Could I please clarify something? Are you moving away from your SISTER in order to improve your family life.. for example she is one of the reasons your family life needs improving. Or are you saying you are moving to Perth to improve your life as where you are LIVING is causing problems, which just happens to be away from your sister?
This is your situation and your sister but putting myself in your shoes, this is how I would handle it personally. If my 16 year old sister told me she was pregnant I would take a lot of things in to consideration.
For example... Does she want the baby? (I don't believe in abortion but I do believe in other people's freedom of choice, so what I do and other people do are different and I respect it. An example being my best friend had an abortion and I wondered silently how on Earth she could do it but held my tongue and supported her with HER decision as her choices do not belong to me).
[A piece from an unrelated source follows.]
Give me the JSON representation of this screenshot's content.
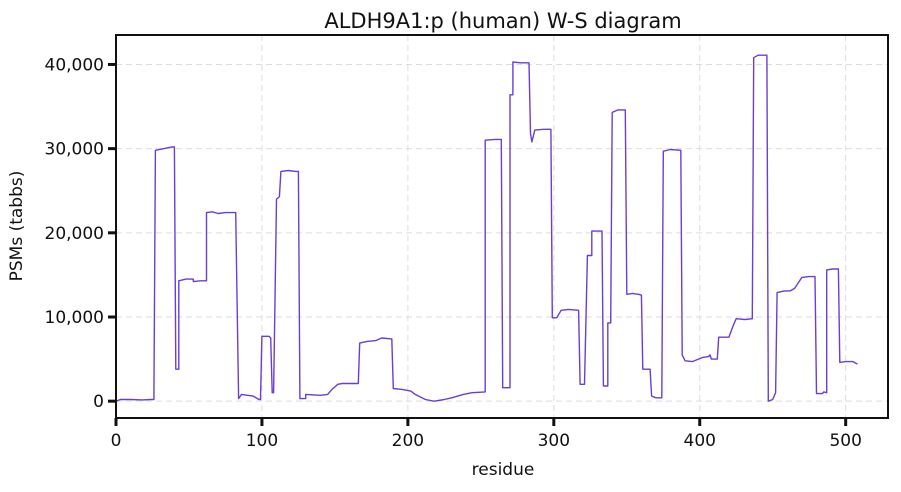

How long has she been with the boyfriend?
How mature is your sister?
Does she work?
How mature is the boyfriend?
Would he make a good father (these are your sister's choices, not yours remember. Example being, my family HATE my partner and believe he is wrong for me. However in my eyes he is the best thing that has ever happened to me and is a WONDERFUL father.)
Does your sister believe she will be a good mother?
Does she think her boyfriend treats her well enough to support her and a family?
Is her partner working?
If not, is he willing to work?
What is her plan?
What is his plan?
What is the backup plan?
What is their budget?
What support is available from any family support services such as Centrelink and Family Tax Benefits?
Can she access a health care card?
And so forth. I think if you sit down with your sister and ask her these kinds of questions, she will be able to come up with the answers she thinks is best for her. Based upon the answers of your sister, you can then work around and come to conclusions, she is happy with and so you also have a plan and know where you stand.